Usage of MaRDA Metadata Extractors Schema

Usage example

This repository is intended to be used as a git submodule to be cloned and used by your downstream code. As an example, we may look at the MaRDA Metadata Extractors Registry:

A screenshot of the MaRDA Metadata Extractors Registry showing "schemas" as a link to another repository.

A screenshot of MaRDA Metadata Extractors Registry. Note that schemas is a git submodule, pointing to the Schema repository at a certain commit (here: c03a732, corresponding to the 0.2 release).

After initializing and updating the submodule, the yaml files defining the FileType and Extractor schemas are available in the <submodule>/schemas/ directory.

Validation

The schema definitions contained in this repository can be used to locally validate your own FileTypes and Extractors. Several examples are provided for this purpose in the examples folder.

To get started, first make sure LinkML is installed in your python environment:

pip install linkml~=1.3

Then, you can check the validity of your filetype or extractor definition against the provided schemas using linkml-validate.

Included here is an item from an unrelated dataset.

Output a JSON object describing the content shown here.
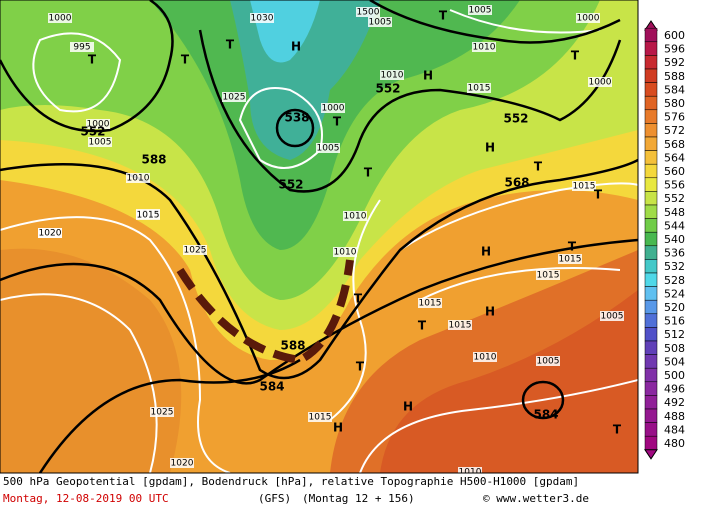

For example, to validate the provided example FileType definition in netcdf.yml against the FileType schema, run:

linkml-validate -s <submodule>/schemas/filetype.yml -C FileType <submodule>/examples/filetype/netcdf.yml

If successful, you should see No problems found returned by linkml-validate.

Translation

The LinkML schemas provided here can be automatically translated to other formats, including JSONSchema, Python dataclasses, or Pydantic classes:

gen-json-schema <submodule>/schemas/filetype.yml >> filetype.json
gen-python <submodule>/schemas/filetype.yml >> filetype.py
gen-pydantic <submodule>/schemas/filetype.yml >> filetype.py

The generated files are intended to be used in downstream codes such as in the validation function of the MaRDA Metadata Extractors Registry.